Now that you know a little about the genesis of the brand, let’s dive back into the review of the Luminor Due, shall we? Remember when I called it a bit of an oddball? Well, if you see the line-up of the timepieces from Panerai, they aren’t really what you’d call colourful. I’d go as far as to say that they’re the Peaky Blinders of the horological world. Grim, dark, and serious. But tempting, nonetheless. So you can see why a watch with the words ‘Luminor Panerai’ etched onto an ivory dial with sea blue accents created a bit of a flurry among Panerai aficionados. However, it still is undoubtedly a Panerai with a classic Luminor-style stainless steel case and large Arabic numeral hour markers (and of course, Super-LumiNova). The case measures 42mm, which is quite compact compared to the other watches of the brand but sits perfectly under your cuff. Equipped with a scratch-resistant sapphire crystal and a solid caseback, the watch can resist water up to 30 metres, and durability has never really been a worry with Panerai’s timepieces, owing to its tough military upbringing.
Powering the watch is the Calibre OP XXXIV, a highly reliable and robust movement.
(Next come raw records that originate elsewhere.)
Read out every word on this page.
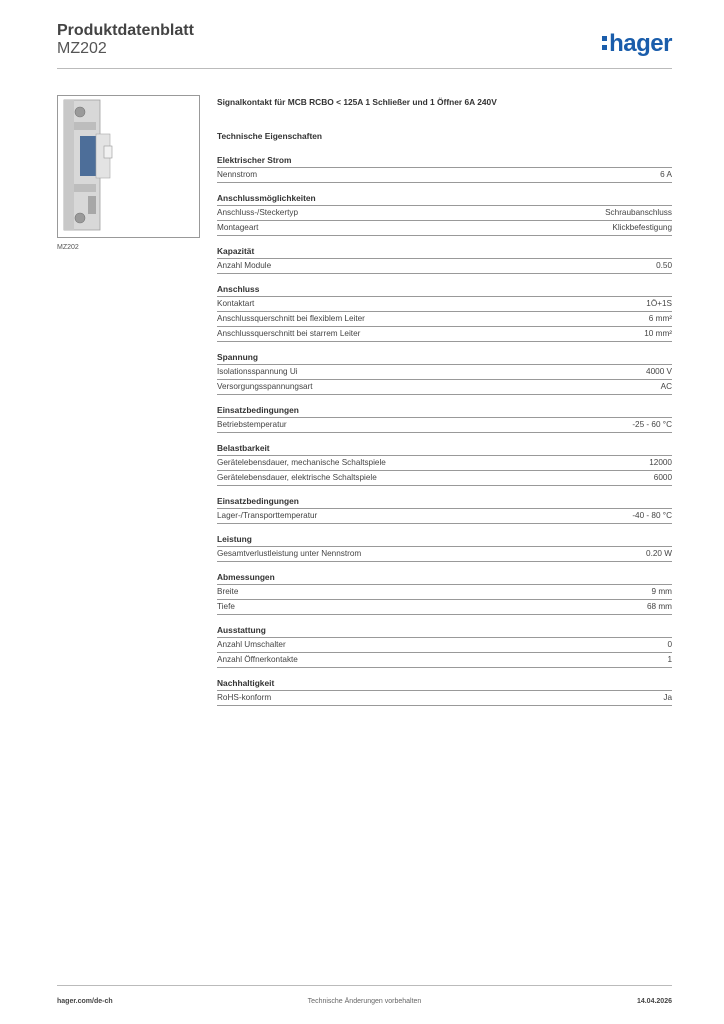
Produktdatenblatt
MZ202	hager
MZ202
Signalkontakt für MCB RCBO < 125A 1 Schließer und 1 Öffner 6A 240V
Technische Eigenschaften
Elektrischer Strom
Nennstrom	6 A
Anschlussmöglichkeiten
Anschluss-/Steckertyp	Schraubanschluss
Montageart	Klickbefestigung
Kapazität
Anzahl Module	0.50
Anschluss
Kontaktart	1Ö+1S
Anschlussquerschnitt bei flexiblem Leiter	6 mm²
Anschlussquerschnitt bei starrem Leiter	10 mm²
Spannung
Isolationsspannung Ui	4000 V
Versorgungsspannungsart	AC
Einsatzbedingungen
Betriebstemperatur	-25 - 60 °C
Belastbarkeit
Gerätelebensdauer, mechanische Schaltspiele	12000
Gerätelebensdauer, elektrische Schaltspiele	6000
Einsatzbedingungen
Lager-/Transporttemperatur	-40 - 80 °C
Leistung
Gesamtverlustleistung unter Nennstrom	0.20 W
Abmessungen
Breite	9 mm
Tiefe	68 mm
Ausstattung
Anzahl Umschalter	0
Anzahl Öffnerkontakte	1
Nachhaltigkeit
RoHS-konform	Ja
hager.com/de-ch	Technische Änderungen vorbehalten	14.04.2026
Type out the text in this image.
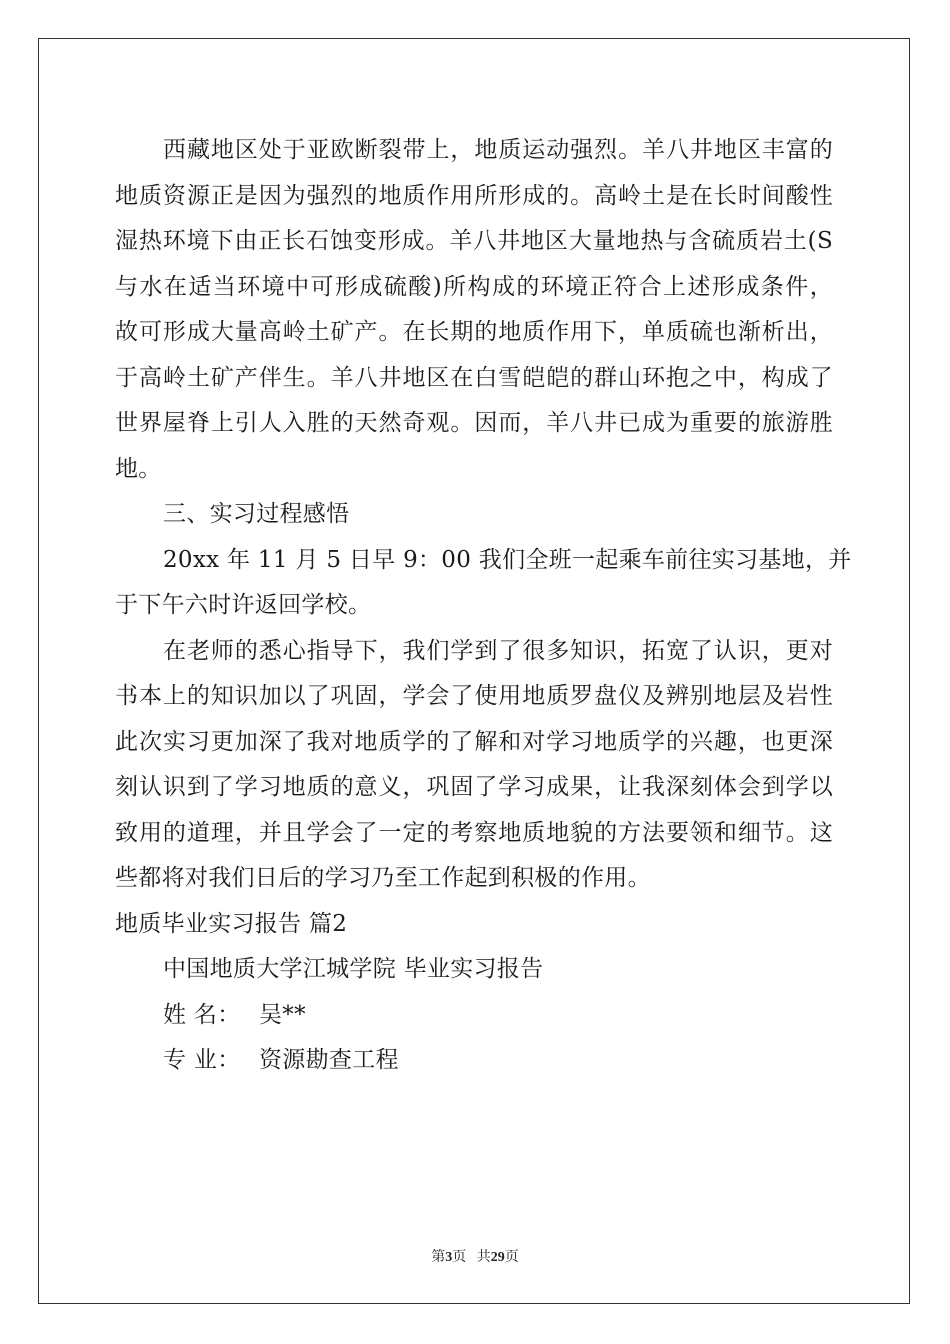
西藏地区处于亚欧断裂带上，地质运动强烈。羊八井地区丰富的
地质资源正是因为强烈的地质作用所形成的。高岭土是在长时间酸性
湿热环境下由正长石蚀变形成。羊八井地区大量地热与含硫质岩土(S
与水在适当环境中可形成硫酸)所构成的环境正符合上述形成条件，
故可形成大量高岭土矿产。在长期的地质作用下，单质硫也渐析出，
于高岭土矿产伴生。羊八井地区在白雪皑皑的群山环抱之中，构成了
世界屋脊上引人入胜的天然奇观。因而，羊八井已成为重要的旅游胜
地。
三、实习过程感悟
20xx 年 11 月 5 日早 9：00 我们全班一起乘车前往实习基地，并
于下午六时许返回学校。
在老师的悉心指导下，我们学到了很多知识，拓宽了认识，更对
书本上的知识加以了巩固，学会了使用地质罗盘仪及辨别地层及岩性
此次实习更加深了我对地质学的了解和对学习地质学的兴趣，也更深
刻认识到了学习地质的意义，巩固了学习成果，让我深刻体会到学以
致用的道理，并且学会了一定的考察地质地貌的方法要领和细节。这
些都将对我们日后的学习乃至工作起到积极的作用。
地质毕业实习报告 篇2
中国地质大学江城学院 毕业实习报告
姓 名： 吴**
专 业： 资源勘查工程
第3页   共29页
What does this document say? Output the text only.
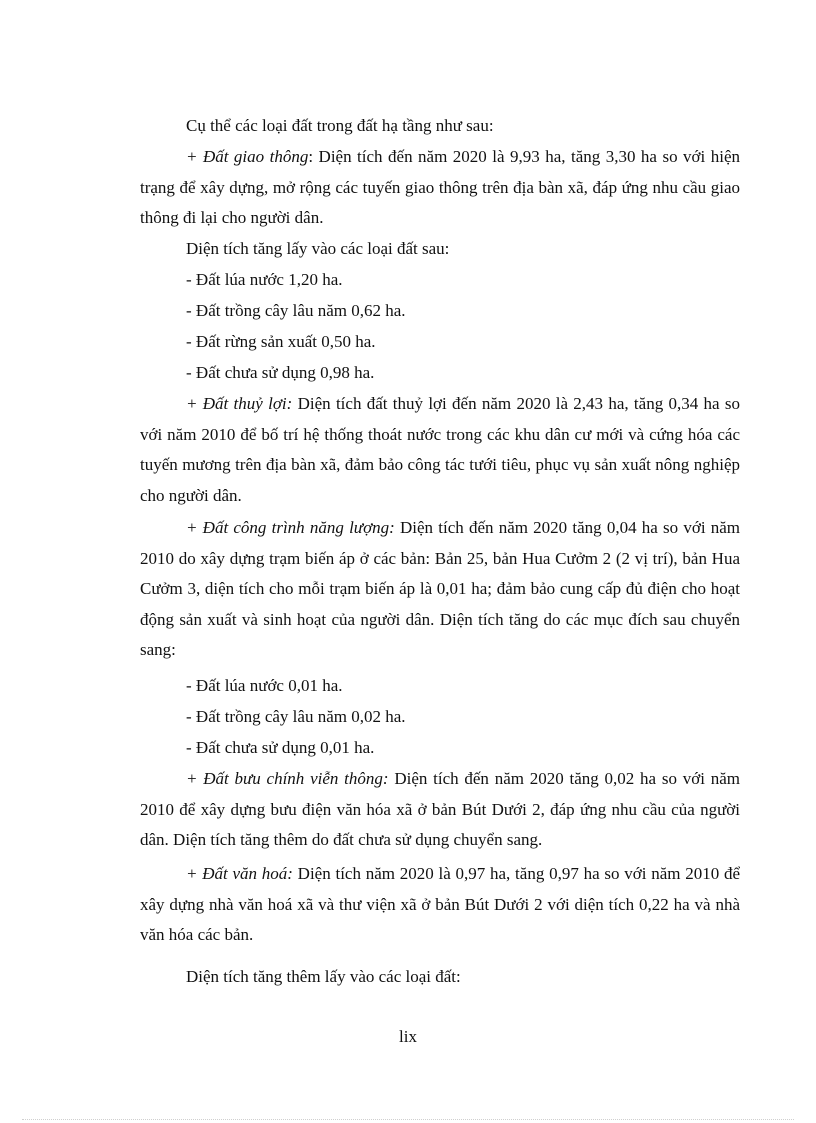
Cụ thể các loại đất trong đất hạ tầng như sau:
+ Đất giao thông: Diện tích đến năm 2020 là 9,93 ha, tăng 3,30 ha so với hiện trạng để xây dựng, mở rộng các tuyến giao thông trên địa bàn xã, đáp ứng nhu cầu giao thông đi lại cho người dân.
Diện tích tăng lấy vào các loại đất sau:
- Đất lúa nước 1,20 ha.
- Đất trồng cây lâu năm 0,62 ha.
- Đất rừng sản xuất 0,50 ha.
- Đất chưa sử dụng 0,98 ha.
+ Đất thuỷ lợi: Diện tích đất thuỷ lợi đến năm 2020 là 2,43 ha, tăng 0,34 ha so với năm 2010 để bố trí hệ thống thoát nước trong các khu dân cư mới và cứng hóa các tuyến mương trên địa bàn xã, đảm bảo công tác tưới tiêu, phục vụ sản xuất nông nghiệp cho người dân.
+ Đất công trình năng lượng: Diện tích đến năm 2020 tăng 0,04 ha so với năm 2010 do xây dựng trạm biến áp ở các bản: Bản 25, bản Hua Cưởm 2 (2 vị trí), bản Hua Cưởm 3, diện tích cho mỗi trạm biến áp là 0,01 ha; đảm bảo cung cấp đủ điện cho hoạt động sản xuất và sinh hoạt của người dân. Diện tích tăng do các mục đích sau chuyển sang:
- Đất lúa nước 0,01 ha.
- Đất trồng cây lâu năm 0,02 ha.
- Đất chưa sử dụng 0,01 ha.
+ Đất bưu chính viễn thông: Diện tích đến năm 2020 tăng 0,02 ha so với năm 2010 để xây dựng bưu điện văn hóa xã ở bản Bút Dưới 2, đáp ứng nhu cầu của người dân. Diện tích tăng thêm do đất chưa sử dụng chuyển sang.
+ Đất văn hoá: Diện tích năm 2020 là 0,97 ha, tăng 0,97 ha so với năm 2010 để xây dựng nhà văn hoá xã và thư viện xã ở bản Bút Dưới 2 với diện tích 0,22 ha và nhà văn hóa các bản.
Diện tích tăng thêm lấy vào các loại đất:
lix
Solely created to fit in this slim Luminor Due-style case, the self-winding movement beats at a frequency of 4Hz, offering an impressive three-day power reserve. The movement also has a date complication, read through an aperture at the three o’clock position, balancing the rest of the dial beautifully. Paired with a sky-blue strap boasting contrasting white stitching, this is truly a beautiful timepiece.
This Luminor Due 42 brings to the brand a much wider appeal that was missing from its offerings for a while. The watch is still unquestionably a Panerai, albeit with a whiff of fresh air and a touch of art-deco. It’s a change to the design philosophy, without really changing the design philosophy all that much. And an oddball is exactly what you need every now and then.